Beijing wants to engage Hong Kong’s legal community more when interpreting Basic Law, says Wang Zhenmin
Liaison office legal chief also touches on bookseller Lee Po’s case, saying only Hong Kong government and agencies can enforce law in city

Beijing is studying ways to further engage Hong Kong’s legal community when it has to interpret the Basic Law in the future, the liaison office’s legal chief said on Tuesday.
Speaking at the Foreign Correspondents’ Club, Wang Zhenmin said this was part of Beijing’s plan to “fully implement” the Basic Law.
“People [have complained] a lot in recent years that the Basic Law was not fully implemented, both in Hong Kong and [the] mainland,” he said.

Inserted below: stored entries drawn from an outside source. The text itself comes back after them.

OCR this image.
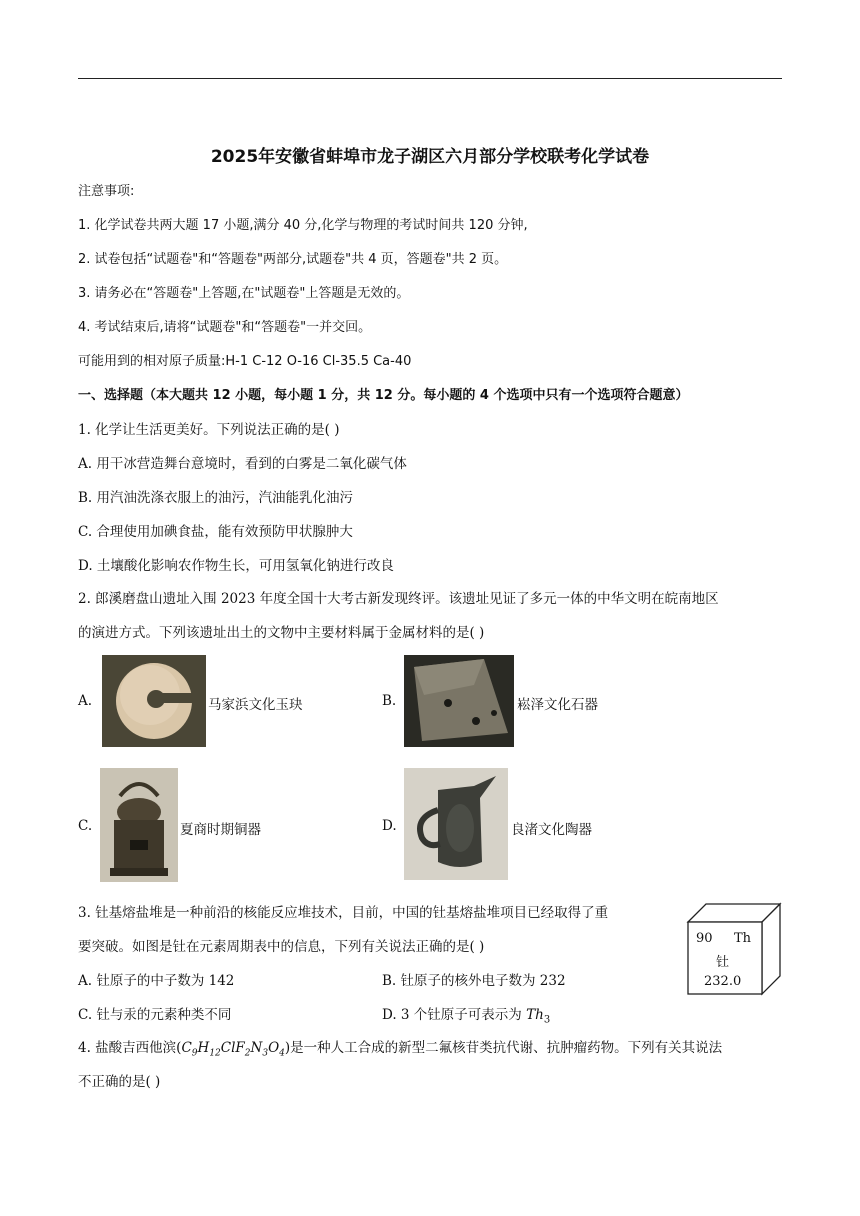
2025年安徽省蚌埠市龙子湖区六月部分学校联考化学试卷
注意事项:
1. 化学试卷共两大题 17 小题,满分 40 分,化学与物理的考试时间共 120 分钟,
2. 试卷包括“试题卷"和“答题卷"两部分,试题卷"共 4 页，答题卷"共 2 页。
3. 请务必在“答题卷"上答题,在"试题卷"上答题是无效的。
4. 考试结束后,请将“试题卷"和“答题卷"一并交回。
可能用到的相对原子质量:H-1 C-12 O-16 Cl-35.5 Ca-40
一、选择题（本大题共 12 小题，每小题 1 分，共 12 分。每小题的 4 个选项中只有一个选项符合题意）
1. 化学让生活更美好。下列说法正确的是( )
A. 用干冰营造舞台意境时，看到的白雾是二氧化碳气体
B. 用汽油洗涤衣服上的油污，汽油能乳化油污
C. 合理使用加碘食盐，能有效预防甲状腺肿大
D. 土壤酸化影响农作物生长，可用氢氧化钠进行改良
2. 郎溪磨盘山遗址入围 2023 年度全国十大考古新发现终评。该遗址见证了多元一体的中华文明在皖南地区
的演进方式。下列该遗址出土的文物中主要材料属于金属材料的是( )
A.	马家浜文化玉玦	B.	崧泽文化石器
C.	夏商时期铜器	D.	良渚文化陶器
3. 钍基熔盐堆是一种前沿的核能反应堆技术，目前，中国的钍基熔盐堆项目已经取得了重
要突破。如图是钍在元素周期表中的信息，下列有关说法正确的是( )
A. 钍原子的中子数为 142	B. 钍原子的核外电子数为 232
C. 钍与汞的元素种类不同	D. 3 个钍原子可表示为 $Th_3$
90 Th
钍
232.0
4. 盐酸吉西他滨$(C_9H_{12}ClF_2N_3O_4)$是一种人工合成的新型二氟核苷类抗代谢、抗肿瘤药物。下列有关其说法
不正确的是( )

Hong Kong divided on Wang Zhenmin’s ‘treason’ remarks
“So we are doing research on this question [on] how to, for example, increase participation of the Hong Kong legal community when the National People’s Congress Standing Committee interprets the Basic Law.”
Under Hong Kong’s constitutional framework, when the Court of Final Appeal deems it necessary to refer a case to the NPCSC for an interpretation of the Basic Law, the NPCSC would do so upon the advice of the Basic Law Committee, of which Wang is a member.
The committee consists of 12 members, equally split between Hongkongers and mainlanders.
In the first few years after the handover, however, Beijing interpreted the law without a request from the top court, effectively overturning its right-of-abode judgment and triggering concerns over judicial independence in the then-fledging SAR.